Echoes of Aincrad tem muito potencial
Começando pelo início, Echoes of Aincrad permite aos jogadores criar seu próprio personagem e customizá-lo como desejado. A criação de personagem dá várias opções, desde penteados a personalização no nariz, boca e etc.
Uma coisa que devo dizer que me deixou surpreso foi a qualidade das animações das cinemáticas. A sensação que dá é estar assistindo um recorte do anime, mas encaixado direitinho ali, e com uma transição suave de volta ao gameplay.
A estrutura do jogo consiste em aceitar missões no mundo exterior, ser teleportado para dentro do Sword Art Online e a partir daí cumprir os objetivos, explorar e coletar itens. Caso algum personagem parceiro morra, ele retornará ao mundo real, não o afetando ali – pelo menos dá a entender isso – diferente do anime.

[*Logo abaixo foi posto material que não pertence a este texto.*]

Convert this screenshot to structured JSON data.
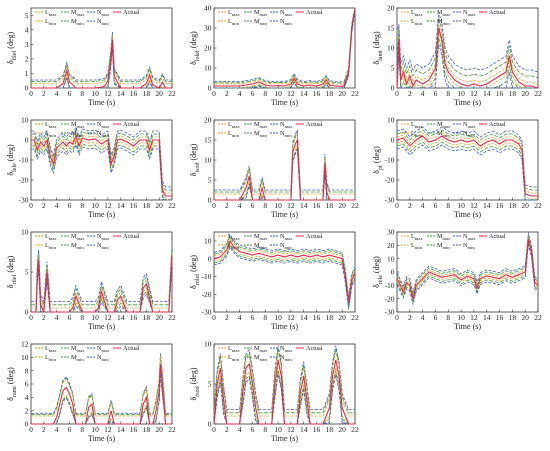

Fora do mundo virtual do jogo, temos nosso QG para realizar upgrade em equipamentos, habilidades, visitar mercadores como ferreiro para craftar itens. Seguinte bem aos moldes de outros RPGs e JRPGs, com aquela liberdade de explorar os locais do mundo ao seu redor.
Nas missões que completei, uma espécie de dungeon, você inicia de ponto A ao B, explorando e derrotando inimigos. Ao final, enfrenta o chefe para assim coletar os melhores recursos. E sim, os chefes foram bem desafiadores, diferente dos inimigos comuns.
E falando nos inimigos, os Kobolds, não apresentam nenhum desafio – pelo menos nessa versão de teste. Mesmo em momentos que eu me via cercado por inimigos, era fácil derrotar todos e continuar avançando normalmente sem nenhum problema. Entretanto, acredito que o desafio pode ser balanceado, até mesmo com os níveis de dificuldade.

Pontos que precisam ser lapidados
O combate de Echoes of Aincrad é basicamente um mix entre golpes fracos e golpes pesados. Há até uma possibilidade existente de fazer combos, mas não como um hack’n slash da vida, porém admito que o combate eu esperava mais.
Só é possível carregar uma arma para as missões, e caso queira alterar é preciso sair de volta para o mundo real. Achei um pouco frustrante porque poderia ser interessante personalizar os sets dentro das próprias missões, nas orbes de interação.
As orbes funcionam como as fogueiras em jogos que bebem dos elementos souslike. Elas marcam nosso checkpoint, para caso de morte, mas também interagir faz com que os inimigos mortos reapareçam – com exceção dos chefes, claro – além de servir como ponto de viagem rápida.
E falando nos elementos soulslike, durante o combate também temos alguns deles, como quebrar postura, aparar golpes e controlar sua stamina para que não se esgote e você vire um alvo fácil. Mas como eu disse acima, mesmo com isso, os inimigos menores foram fáceis de enfrentar, fazendo com que eu usasse tais mecânicas só nos chefes.
Echoes of Aincrad faz um grande uso dos parceiros durante o combate, principalmente com comandos, como pedir para ele/ela atacar, recuar ou segurar as pontas enquanto você recupera o fôlego. Há também habilidades para serem usadas em equipe, assim como nas armas, que deixam a dinâmica do combate mais interessante.

Graficamente bonito e agradável
Além das animações que já citei aqui, o jogo tem diferentes ambientes para explorar e tudo com uma riqueza de detalhes que me impressionou positivamente. É tudo muito bonito, com um estilo medieval, mas ao mesmo tempo tirado de um anime.
No meu teste joguei com vozes em inglês e japonês, e claro, apesar da superioridade da dublagem japonesa, em inglês não fica devendo. O jogo ainda conta com legendas e textos em português do Brasil, servindo de atrativo para um público maior de jogadores.
O teste foi feito via PC, e estava bem otimizado, não tive problemas que atrapalhassem a experiência durante a gameplay. Nas cerca de 3 horas tive apenas bugs pontuais com a movimentação do personagem, mas que devem ser corrigidos até a versão final de lançamento.

O que esperar de Echoes of Aincrad?
Particularmente, Echoes of Aincrad foi uma grata surpresa para mim após o teste e que me deixou com aquele sentimento de “ok, quero a versão final!”. Apesar de não conhecer absolutamente nada de Sword Art, o jogo em nenhum momento deixou aquele ar confuso ou que seria necessário ter expertise com a franquia. Pelo contrário, demonstrou que mesmo novatos, vão ser bem introduzidos e poder apreciar o que está por vir.